The day I found out was July 11. When the doctor came back and told me I was so in shock that I had no idea what to do. I was seeing a great guy at the time, and I called him and told him that we needed to talk. When I told him he was glad and thought we should keep the child. We had a feeling that it was going to be a boy, so we picked a name for him. About a week later it hit us that we are just kids ourselves and we could not take care of a child. July 28 was the day that changed my world. After the abortion I felt so different inside, like kind of relieved. I broke up with the guy I was with because we could not look at each other the same way. It has been almost a year since the abortion, and it hits me every day. I regret it so much. Before you make a decision, think about whether it is worth the pain of only 9 month or the pain of a lifetime.

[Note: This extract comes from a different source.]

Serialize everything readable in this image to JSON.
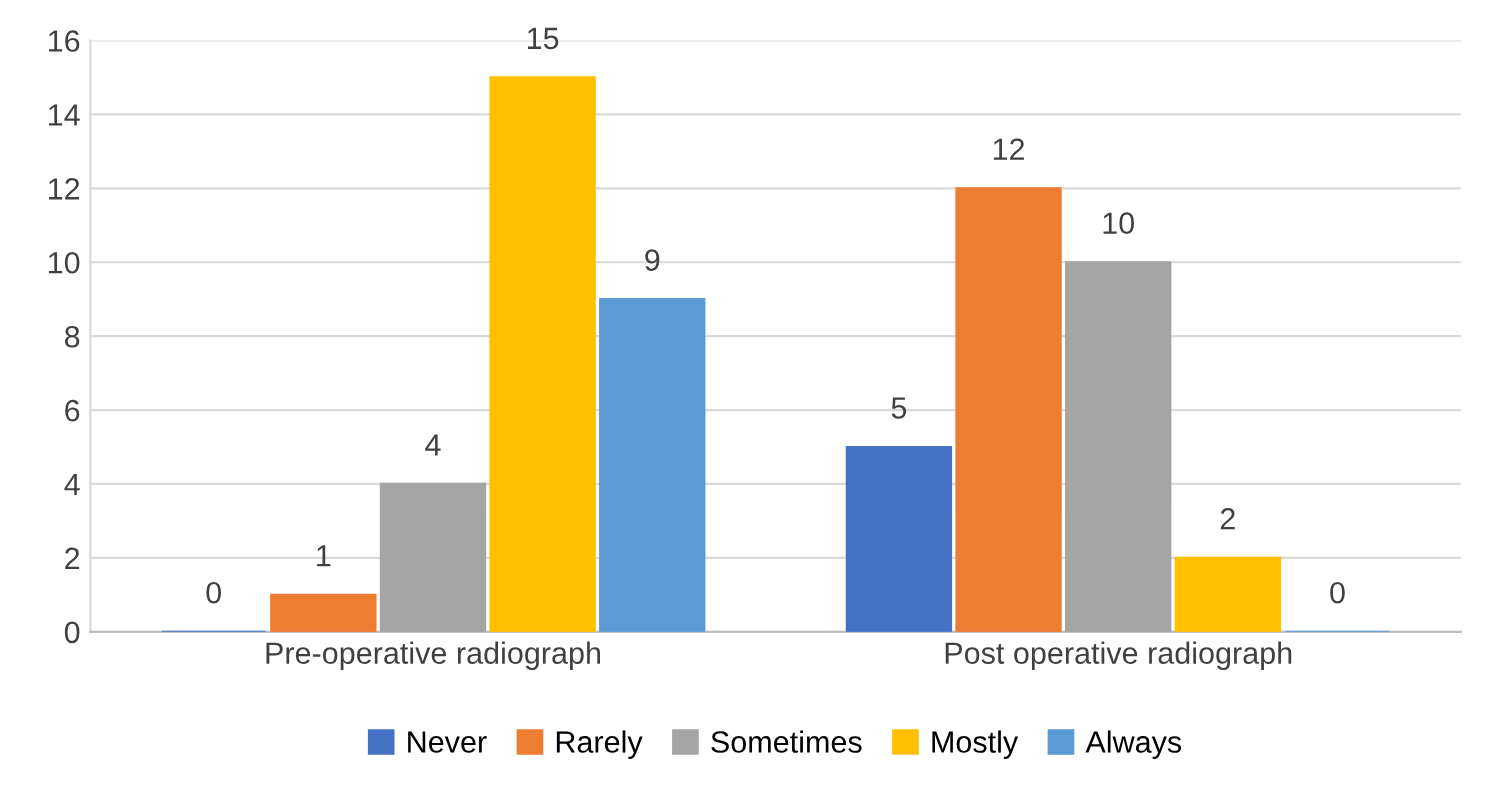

Clearly, many teens decide on abortion in the difficult circumstances of the moment but come to regret it later with all their hearts. Some are pushed into abortion by parents or a boyfriend. Some believe that their parents would disown them if their pregnancies were discovered, and they abort only to find out that their parents would have stood by them. Even when circumstances are overwhelmingly difficult, abortion is not the answer.

Most pregnancy resource centers have groups willing to provide needed supplies, counseling, or just an ear to listen – and sometimes even child care and financial or medical help to teen girls. Other groups exist to provide the support that teen moms need, whether they choose to parent or adopt. Embrace Grace is one such group that walks with teen moms through their pregnancies. Amy Ford, president of Embrace Grace, shares some of the girls’ stories on our site.

These teen moms were able to realize that they were moms at the moment their babies were conceived. And they were able to realize that any sacrifices required of them were well worth an innocent child’s life.